パリ、日常のワードローブ、MELINDA GLOSS(メリンダ グロス)
この秋冬シーズンより、SHIPSで新たに展開するメンズブランドMELINDA GLOSS(メリンダ グロス)。フランスらしいコンサバティブなスタイルでありながらも、2013AWシーズンにはパリコレクションでランウェイを行うなど、ハイファッションに通じるモダンデザインを有した新感覚のブランドだ。また、フランス製にこだわりテーラードからベーシックウエアまでパリのワードローブを提案し続けている。今回はデザイナーである、マシューとレミのふたりが来日していると聞き、早速取材をおこなった。
――マシューさんは生粋のパリジャンで、レミさんは由緒正しきボルドーの出身なんですよね? おふたりはどのように知り合ったのですか
マシュー お互い幼少時代から友人だったんだよ。それと、僕らは哲学を学んでいたという共通点があって。お互い、哲学とファッションをつなげることで美しい環境を作りたいという思いに共感したんだ。
――哲学からのインスピレーションというのはどのようなものなのですか?
マシュー 哲学というのは、常に人に対してどの道が正しいのかを問うているんだ。そういう生き方やスピリットという面で影響を受けているよ。哲学者で言えば、ニーチェやジョルジュ・バタイユとかかな。
――おふたりともそれぞれこだわりが強そうですが、ふたりでやろうと思ったのは何故なのですか?
レミ 本当に近い友人たちとスタートしたいという思いが強かったんだよね。ニットなどはイタリアのヴェネチアで生産もしているけど、基本的にフランス製にこだわっているのもそういう意味があるんだ。
マシュー フランス国内の工場で生産するのは、仲間たちとの強い関係性を保つうえで重要なことなんだよ。
レミ あと、ふたりでうまくやっていくために必要なのは会話だと思う。常にアイデアを投げかけて、会話のキャッチボールを大事にしているよ。そのなかでいい意味を見つけている。そこにふたりでやることの良さがあると思うよ。
――哲学とファッションをミックスするうえで、メンズファッションを選んだ理由はどこにあったのでしょうか
マシュー 自分たちと似たライフスタイル、アイデンティティーを持った人たちに着て欲しかったからだね。僕らのワードローブは見たときの印象と、実際に着てみたときの印象が違うのが特徴といえる。スタイルはモダンだけど、根底にはフランスの伝統が息づいていたり、本物のパリジャン、パリのワードローブを感じて欲しいと思う。
――日本の感想はいかがですか
マシュー日本はまったく異なった文化があるのが面白いね。日本人は伝統的でしっかりとしたアイデンティティーがありながらも、常にいろんなところからピックアップして取り入れているのが面白い。日本のファッションもすごく楽しいよ。

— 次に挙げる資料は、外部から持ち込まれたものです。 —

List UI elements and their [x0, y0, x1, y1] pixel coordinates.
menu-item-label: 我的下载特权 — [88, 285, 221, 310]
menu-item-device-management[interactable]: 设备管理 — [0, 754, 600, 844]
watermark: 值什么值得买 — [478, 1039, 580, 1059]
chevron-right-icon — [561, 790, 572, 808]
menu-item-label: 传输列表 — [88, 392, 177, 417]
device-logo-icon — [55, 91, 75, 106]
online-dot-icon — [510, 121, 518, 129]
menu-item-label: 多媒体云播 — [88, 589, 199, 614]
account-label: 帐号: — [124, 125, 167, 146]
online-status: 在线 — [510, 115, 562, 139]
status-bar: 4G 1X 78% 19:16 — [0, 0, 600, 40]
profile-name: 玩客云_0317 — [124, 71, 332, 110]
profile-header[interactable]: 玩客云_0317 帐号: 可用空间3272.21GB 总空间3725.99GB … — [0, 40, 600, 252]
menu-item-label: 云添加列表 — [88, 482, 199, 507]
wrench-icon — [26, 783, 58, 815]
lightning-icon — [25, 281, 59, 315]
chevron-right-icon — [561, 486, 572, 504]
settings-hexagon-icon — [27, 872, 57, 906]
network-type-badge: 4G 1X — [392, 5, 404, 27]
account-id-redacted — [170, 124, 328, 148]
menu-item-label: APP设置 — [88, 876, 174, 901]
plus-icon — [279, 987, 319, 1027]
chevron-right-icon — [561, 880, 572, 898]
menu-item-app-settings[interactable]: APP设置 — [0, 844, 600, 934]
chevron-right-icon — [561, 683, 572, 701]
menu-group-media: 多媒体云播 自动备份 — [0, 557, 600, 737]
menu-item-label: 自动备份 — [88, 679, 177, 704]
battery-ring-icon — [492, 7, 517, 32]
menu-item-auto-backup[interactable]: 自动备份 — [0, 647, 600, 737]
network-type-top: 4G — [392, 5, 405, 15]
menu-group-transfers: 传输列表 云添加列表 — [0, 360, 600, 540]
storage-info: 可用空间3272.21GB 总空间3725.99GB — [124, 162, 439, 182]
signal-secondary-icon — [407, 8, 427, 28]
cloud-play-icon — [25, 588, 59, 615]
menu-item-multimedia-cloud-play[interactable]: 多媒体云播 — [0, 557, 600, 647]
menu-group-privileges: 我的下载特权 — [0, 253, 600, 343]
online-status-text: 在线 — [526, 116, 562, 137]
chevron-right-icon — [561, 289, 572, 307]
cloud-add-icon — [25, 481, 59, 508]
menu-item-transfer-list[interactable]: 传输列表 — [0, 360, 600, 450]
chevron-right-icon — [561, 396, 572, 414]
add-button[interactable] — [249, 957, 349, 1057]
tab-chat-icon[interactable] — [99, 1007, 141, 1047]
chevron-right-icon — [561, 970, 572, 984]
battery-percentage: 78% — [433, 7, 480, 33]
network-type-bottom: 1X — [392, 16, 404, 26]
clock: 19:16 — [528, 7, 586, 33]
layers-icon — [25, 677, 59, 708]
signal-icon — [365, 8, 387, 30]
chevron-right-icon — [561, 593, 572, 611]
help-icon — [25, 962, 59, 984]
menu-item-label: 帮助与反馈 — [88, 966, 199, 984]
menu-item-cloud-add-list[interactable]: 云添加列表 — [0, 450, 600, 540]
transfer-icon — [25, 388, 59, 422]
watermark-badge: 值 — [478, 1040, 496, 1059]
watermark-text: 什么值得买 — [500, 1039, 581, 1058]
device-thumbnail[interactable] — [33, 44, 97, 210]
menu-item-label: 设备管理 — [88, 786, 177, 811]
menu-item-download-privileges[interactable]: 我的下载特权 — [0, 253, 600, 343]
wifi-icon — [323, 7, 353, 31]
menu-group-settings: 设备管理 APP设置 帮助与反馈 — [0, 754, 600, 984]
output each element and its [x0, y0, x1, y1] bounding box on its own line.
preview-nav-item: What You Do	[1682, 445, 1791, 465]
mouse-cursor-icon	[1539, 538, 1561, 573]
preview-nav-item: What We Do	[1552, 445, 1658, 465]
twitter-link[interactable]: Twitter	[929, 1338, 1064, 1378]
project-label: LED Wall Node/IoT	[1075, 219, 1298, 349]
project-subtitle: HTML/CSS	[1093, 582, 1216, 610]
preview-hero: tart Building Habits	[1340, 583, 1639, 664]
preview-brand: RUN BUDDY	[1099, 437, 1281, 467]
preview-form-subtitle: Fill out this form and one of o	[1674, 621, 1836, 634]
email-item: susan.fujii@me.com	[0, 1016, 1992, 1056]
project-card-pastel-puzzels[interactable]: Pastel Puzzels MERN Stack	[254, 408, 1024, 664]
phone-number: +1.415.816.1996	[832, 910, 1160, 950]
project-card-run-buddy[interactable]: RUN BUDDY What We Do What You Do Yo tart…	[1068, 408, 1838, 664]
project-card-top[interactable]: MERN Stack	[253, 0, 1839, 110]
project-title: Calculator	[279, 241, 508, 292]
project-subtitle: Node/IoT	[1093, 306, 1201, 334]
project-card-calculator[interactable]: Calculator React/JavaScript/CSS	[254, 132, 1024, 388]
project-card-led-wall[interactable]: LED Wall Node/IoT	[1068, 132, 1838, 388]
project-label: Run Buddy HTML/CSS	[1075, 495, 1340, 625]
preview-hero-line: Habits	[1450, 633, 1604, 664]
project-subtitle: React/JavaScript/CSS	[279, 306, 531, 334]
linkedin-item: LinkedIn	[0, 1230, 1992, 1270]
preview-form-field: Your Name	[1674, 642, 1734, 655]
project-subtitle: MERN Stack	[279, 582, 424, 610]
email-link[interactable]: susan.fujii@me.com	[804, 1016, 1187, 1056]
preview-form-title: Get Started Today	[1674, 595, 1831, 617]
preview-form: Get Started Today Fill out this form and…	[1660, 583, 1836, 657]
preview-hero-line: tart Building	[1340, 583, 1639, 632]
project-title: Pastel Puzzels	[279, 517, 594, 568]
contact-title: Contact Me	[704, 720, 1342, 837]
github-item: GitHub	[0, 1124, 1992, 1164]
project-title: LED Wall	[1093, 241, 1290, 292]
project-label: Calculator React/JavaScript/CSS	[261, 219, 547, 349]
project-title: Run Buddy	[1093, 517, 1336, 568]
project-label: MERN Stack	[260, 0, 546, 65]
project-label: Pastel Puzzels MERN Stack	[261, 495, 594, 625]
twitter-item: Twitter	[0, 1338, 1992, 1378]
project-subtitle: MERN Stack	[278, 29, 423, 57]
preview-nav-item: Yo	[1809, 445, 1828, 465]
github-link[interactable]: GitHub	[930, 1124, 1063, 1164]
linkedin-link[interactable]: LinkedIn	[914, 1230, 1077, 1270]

レミ僕は3度目だけど、最初に来たときは、モダンと伝統が混在している国だなと感じたよ。
マシュー僕は今回が初めてで、九州や関西を回りながら10日間かけて東京に来たんだ。もっと日本の田舎にステイしてみたいね。京都や神戸、東京もすごく楽しいけど、田舎の山や自然もキレイだったよ。
――フランスのショップはすごく洗練されていて、かっこいいですね。
マシューありがとう。新しいお店はもともと銀行だったんだ。だから、基本的には鉄やアルミの空間なんだけど、そこにウッドや植物を加えることでコントラストが出るようにしたんだ。
――今シーズンのテーマやコンセプトを教えてください
マシュー アートとミリタリーを合わせたコレクションになっているよ。アート面では、画家のウィレム・デ・クーニングからインスパイアされているね。
――今後、何かやってみたいことはありますか
マシュー今年7月、「パリシネマ」という映画フェスティバルにMELINDA GLOSSとして参加するんだ。以前も、映画監督のマイケル・チミノを招聘して、ショートフィルムの上映会をポンピドゥセンターでやったりしていて。そういう文化的なことをいろいろやっていきたいね。あと、僕の家は代々コニャックを作っていたので、コニャックのイベントができたらいいなと思うよ。
――今日はありがとうございました。